Comecei a trabalhar na área das respostas e recursos sociais há 31 anos, aqui em Cascais, onde vivo desde sempre e o cartão mais solidário foi um dos últimos projetos a que estive ligada. Sentir que foi possível criar soluções para pessoas em situação de vulnerabilidade sócio económica, naquele que é também o meu território, foi mais do que um trabalho. Foi uma oportunidade de realização de uma aspiração profissional que há muito estava na nossa agenda e que levei por diante, naturalmente não sozinha, mas integrada numa equipa com muita qualidade e com um grande compromisso com a qual tive o privilégio de trabalhar.
Quando por volta dos anos 90, a Câmara começou a dedicar mais atenção a estas questões da privação, já havia várias organizações de voluntários e IPSS que estavam a centrar a sua ação em respostas a esta faixa da população. Nessa altura o trabalho tinha um carater mais “assistencialista”, assente em apoios alimentares e algum apoio monetário mas, sobretudo, mais individualista. Corria a par com a intervenção já então desenvolvida com o propósito de quebrar os ciclos de pobreza, com foco no rendimento, no emprego e em tantas outras componentes que contribuem para que a pobreza e a privação se instalem e perdurem em diversas situações.

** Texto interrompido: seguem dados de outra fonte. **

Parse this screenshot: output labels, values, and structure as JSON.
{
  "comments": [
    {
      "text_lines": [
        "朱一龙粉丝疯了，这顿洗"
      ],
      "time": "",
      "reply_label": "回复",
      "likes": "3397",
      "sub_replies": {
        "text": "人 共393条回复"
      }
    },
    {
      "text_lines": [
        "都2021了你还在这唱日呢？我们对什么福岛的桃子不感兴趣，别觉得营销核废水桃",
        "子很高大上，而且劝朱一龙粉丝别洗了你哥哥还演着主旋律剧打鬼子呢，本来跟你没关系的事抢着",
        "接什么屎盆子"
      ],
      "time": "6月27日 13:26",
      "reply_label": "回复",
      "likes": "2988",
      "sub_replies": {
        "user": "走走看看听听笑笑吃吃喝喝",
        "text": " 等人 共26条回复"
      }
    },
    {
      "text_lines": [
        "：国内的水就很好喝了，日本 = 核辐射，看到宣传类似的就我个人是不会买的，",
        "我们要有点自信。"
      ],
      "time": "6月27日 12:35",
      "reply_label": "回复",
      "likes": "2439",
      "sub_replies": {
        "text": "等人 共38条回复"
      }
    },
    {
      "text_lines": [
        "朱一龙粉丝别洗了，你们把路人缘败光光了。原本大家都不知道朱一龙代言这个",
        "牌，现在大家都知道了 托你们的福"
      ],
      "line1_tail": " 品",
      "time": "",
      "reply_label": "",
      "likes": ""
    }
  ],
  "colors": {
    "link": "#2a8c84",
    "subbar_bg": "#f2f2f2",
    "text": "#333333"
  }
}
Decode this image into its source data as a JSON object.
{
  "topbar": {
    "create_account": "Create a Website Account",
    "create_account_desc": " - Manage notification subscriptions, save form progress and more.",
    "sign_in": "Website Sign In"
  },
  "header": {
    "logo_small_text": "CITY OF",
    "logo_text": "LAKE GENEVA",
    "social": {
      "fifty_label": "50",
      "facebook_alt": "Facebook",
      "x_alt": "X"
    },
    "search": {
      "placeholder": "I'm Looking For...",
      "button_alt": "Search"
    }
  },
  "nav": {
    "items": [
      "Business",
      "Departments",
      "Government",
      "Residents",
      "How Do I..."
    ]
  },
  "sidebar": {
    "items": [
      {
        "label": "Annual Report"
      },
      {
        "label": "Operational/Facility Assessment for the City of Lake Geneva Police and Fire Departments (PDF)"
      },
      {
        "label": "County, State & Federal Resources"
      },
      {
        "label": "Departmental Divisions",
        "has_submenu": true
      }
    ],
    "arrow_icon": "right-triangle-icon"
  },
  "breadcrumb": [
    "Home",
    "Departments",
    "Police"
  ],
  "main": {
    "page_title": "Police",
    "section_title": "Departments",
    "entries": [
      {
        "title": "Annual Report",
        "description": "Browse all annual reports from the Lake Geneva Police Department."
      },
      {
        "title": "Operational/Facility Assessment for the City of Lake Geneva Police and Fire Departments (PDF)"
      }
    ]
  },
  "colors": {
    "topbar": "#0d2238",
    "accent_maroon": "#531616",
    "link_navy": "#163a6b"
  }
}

No município quisemos então conhecer melhor os parceiros e fomos percebendo que, para intervir de forma mais otimizada e concertada, era fundamental uma maior articulação do trabalho desenvolvido por cada um que permitisse, a par com o financiamento para apoio e alargamento de recursos junto da população, a co construção de uma visão e uma estratégia conjunta para a intervenção nesta realidade bem como a capacitação dos vários atores em presença para uma maior qualidade na intervenção.
O cartão mais solidário vem assim responder a uma aspiração coletiva de vários parceiros que se enquadra num processo de qualificação do modo de intervir na privação material.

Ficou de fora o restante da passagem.